My recent book, Peace, Not War: A Decade of Interventions in the Plateau State Crises describes my humble efforts and those of others to promote peaceful coexistence. I have worked with Muslim groups and leaders (foremost among who was Alhaji Haruna Abdullahi, the late Emir of Wase, whom I regarded as a brother and friend). I have initiated an interfaith youth vocational centre (still developing) to train young Muslims and Christians in vocational skills as well as the principles of dialogue and mutual respect so that they can become agents of peace in their communities. Similarly, we have started the construction of a Dialogue, Reconciliation and Peace Centre. We need support for these and other well thought-out peace initiatives. As President of the Catholic Bishops’ Conference of Nigeria, and the first Vice President of the Regional Episcopal Conferences of West Africa, I hope to do more work of peace building and conflict resolution. This award is a further incentive. If we all light a candle of social hope, we shall certainly drive away the darkness of violence.

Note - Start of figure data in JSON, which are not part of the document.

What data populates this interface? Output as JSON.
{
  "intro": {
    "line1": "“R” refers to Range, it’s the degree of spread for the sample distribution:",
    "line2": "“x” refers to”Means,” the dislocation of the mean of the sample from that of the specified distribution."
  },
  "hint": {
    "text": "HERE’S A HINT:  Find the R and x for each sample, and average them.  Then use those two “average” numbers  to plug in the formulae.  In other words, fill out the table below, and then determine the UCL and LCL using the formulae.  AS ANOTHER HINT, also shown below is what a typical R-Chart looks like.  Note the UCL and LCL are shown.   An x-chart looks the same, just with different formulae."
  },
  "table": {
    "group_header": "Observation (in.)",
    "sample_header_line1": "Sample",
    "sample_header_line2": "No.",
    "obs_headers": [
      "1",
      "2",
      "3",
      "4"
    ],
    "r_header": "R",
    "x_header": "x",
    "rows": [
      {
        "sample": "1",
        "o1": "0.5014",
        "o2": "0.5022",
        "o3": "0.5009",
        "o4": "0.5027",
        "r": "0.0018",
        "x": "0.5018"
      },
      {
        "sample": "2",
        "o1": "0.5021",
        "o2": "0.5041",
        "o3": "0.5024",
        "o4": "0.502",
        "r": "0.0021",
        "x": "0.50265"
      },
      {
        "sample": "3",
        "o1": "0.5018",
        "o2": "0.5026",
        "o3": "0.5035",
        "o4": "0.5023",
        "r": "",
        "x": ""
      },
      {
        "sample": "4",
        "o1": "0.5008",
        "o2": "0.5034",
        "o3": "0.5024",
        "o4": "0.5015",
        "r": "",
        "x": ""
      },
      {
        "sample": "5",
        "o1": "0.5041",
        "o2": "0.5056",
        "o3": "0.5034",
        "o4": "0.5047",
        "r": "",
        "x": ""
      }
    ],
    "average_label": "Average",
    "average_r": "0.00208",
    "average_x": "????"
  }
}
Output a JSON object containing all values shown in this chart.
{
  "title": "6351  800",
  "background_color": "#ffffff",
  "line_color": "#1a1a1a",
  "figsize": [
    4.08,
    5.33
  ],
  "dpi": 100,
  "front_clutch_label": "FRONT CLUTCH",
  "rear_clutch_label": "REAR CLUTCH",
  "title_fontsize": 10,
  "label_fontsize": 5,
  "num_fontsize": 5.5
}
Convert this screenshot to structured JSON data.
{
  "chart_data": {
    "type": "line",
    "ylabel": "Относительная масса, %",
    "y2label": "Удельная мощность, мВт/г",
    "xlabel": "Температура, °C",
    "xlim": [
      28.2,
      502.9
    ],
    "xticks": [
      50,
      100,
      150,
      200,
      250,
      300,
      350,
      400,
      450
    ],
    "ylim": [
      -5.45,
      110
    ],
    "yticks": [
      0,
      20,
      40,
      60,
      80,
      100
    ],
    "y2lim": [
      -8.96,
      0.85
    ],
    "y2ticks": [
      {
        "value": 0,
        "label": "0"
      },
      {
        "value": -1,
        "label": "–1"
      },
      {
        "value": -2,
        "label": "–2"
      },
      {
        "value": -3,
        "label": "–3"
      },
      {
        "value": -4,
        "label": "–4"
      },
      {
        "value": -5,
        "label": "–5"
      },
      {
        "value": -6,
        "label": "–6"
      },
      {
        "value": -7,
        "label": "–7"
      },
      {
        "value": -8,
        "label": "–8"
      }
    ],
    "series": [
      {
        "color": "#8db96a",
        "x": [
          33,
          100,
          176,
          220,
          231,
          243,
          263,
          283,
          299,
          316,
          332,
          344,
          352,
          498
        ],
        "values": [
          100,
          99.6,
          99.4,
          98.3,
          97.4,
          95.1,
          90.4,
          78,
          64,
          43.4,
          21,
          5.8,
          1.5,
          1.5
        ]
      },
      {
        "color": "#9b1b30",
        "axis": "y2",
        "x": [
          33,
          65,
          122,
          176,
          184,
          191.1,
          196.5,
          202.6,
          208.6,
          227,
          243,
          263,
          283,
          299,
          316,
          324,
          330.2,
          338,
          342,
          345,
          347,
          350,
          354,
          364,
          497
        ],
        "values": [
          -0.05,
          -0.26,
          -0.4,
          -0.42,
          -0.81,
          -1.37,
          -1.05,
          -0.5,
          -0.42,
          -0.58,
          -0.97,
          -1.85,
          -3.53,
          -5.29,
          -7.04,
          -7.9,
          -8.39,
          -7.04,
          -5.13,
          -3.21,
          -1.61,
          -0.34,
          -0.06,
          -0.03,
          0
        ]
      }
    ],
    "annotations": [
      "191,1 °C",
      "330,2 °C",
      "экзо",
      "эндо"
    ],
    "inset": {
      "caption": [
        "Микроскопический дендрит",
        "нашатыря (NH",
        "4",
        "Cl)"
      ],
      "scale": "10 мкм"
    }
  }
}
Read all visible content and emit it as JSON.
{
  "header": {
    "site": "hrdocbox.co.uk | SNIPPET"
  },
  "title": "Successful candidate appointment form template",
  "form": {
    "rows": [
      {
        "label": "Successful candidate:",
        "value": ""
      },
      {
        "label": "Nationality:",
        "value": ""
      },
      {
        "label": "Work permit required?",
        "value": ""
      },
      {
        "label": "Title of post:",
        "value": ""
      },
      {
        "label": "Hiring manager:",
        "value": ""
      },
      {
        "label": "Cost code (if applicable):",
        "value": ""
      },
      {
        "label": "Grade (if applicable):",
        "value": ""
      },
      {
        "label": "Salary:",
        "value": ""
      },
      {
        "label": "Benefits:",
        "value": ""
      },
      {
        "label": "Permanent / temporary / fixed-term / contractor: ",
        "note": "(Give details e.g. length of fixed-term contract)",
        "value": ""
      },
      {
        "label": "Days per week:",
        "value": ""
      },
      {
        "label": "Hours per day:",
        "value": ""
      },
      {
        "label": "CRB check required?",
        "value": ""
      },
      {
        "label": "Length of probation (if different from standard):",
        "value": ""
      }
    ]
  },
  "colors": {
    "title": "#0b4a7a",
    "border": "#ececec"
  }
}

The world must tackle global insecurity and poverty collectively. At the entrance of the UN building in New York is this quote, “The sons of Adam are limbs of each other having been created of one essence. When one calamity of time affects one limb the other limbs cannot   remain at rest…”

I thank the organizers for doing me and by extension, Nigeria, a great honour by this award. I dedicate it partly to my late Muslim friend and Emir of Wase, Alhaji Dr. Haruna Abdullahi, with whom we initiated various peace initiatives until his death last year and the good people of Plateau and Taraba States who have shaped my formative and working life.

Like St. Francis of Asissi, I pray and hope that we shall all do our part to be instruments of peace for a better and happier world. Thank you.